Is Twitter the new way for people to make bad decisions in public? We’ve learned as a t’intertubed society not to feed trolls and not to email/text drunk. Now the new lesson is: don’t twitter angry, Alice Hoffman (there’s a Groundhog Day joke in there somewhere – although I suspect groundhogs lack the opposable thumb required to hold the phone). An ill-thought tweet and a bright career may well go blarp. See the LA Times link below (well, below-below coz I’m still talking).
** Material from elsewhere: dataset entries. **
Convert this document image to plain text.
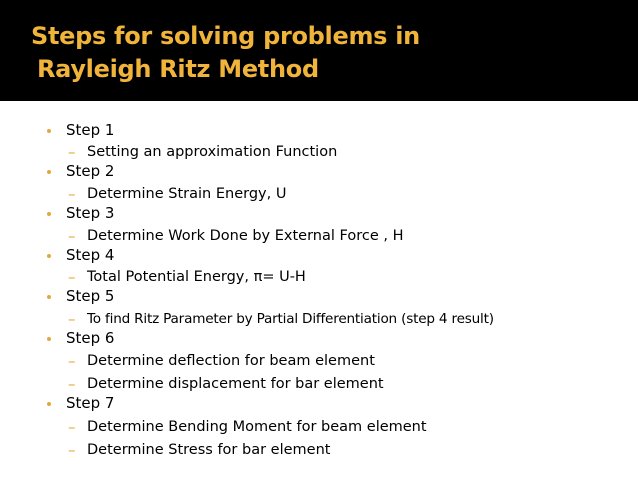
Steps for solving problems in
Rayleigh Ritz Method
Step 1
– Setting an approximation Function
Step 2
– Determine Strain Energy, U
Step 3
– Determine Work Done by External Force , H
Step 4
– Total Potential Energy, π= U-H
Step 5
– To find Ritz Parameter by Partial Differentiation (step 4 result)
Step 6
– Determine deflection for beam element
– Determine displacement for bar element
Step 7
– Determine Bending Moment for beam element
– Determine Stress for bar element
It’s like putting the angry letter/email you wrote in the bottom drawer or in Drafts for a day or two. Gives you time to reflect so you don’t do a Homer Simpson and write a nasty letter to Mr Burns that you have to try to get back before he sees it. It’s worth taking a leaf out of Gaiman’s dealing with rejection folder: ‘The best reaction to a rejection slip is a sort of wild-eyed madness, an evil grin, and sitting yourself in front of the keyboard muttering “Okay, you bastards. Try rejecting this!” and then writing something so unbelievably brilliant that all other writers will disembowel themselves with their pens upon reading it, because there’s nothing left to write.’  (http://journal.neilgaiman.com/2004/02/on-writing.asp).

Don’t answer the reviewer/critic; just go away and write something brilliant in revenge. If what you want to say is something you wouldn’t say to that person if they were standing in front of you, then don’t put it out there. And never, ever tweet your rage.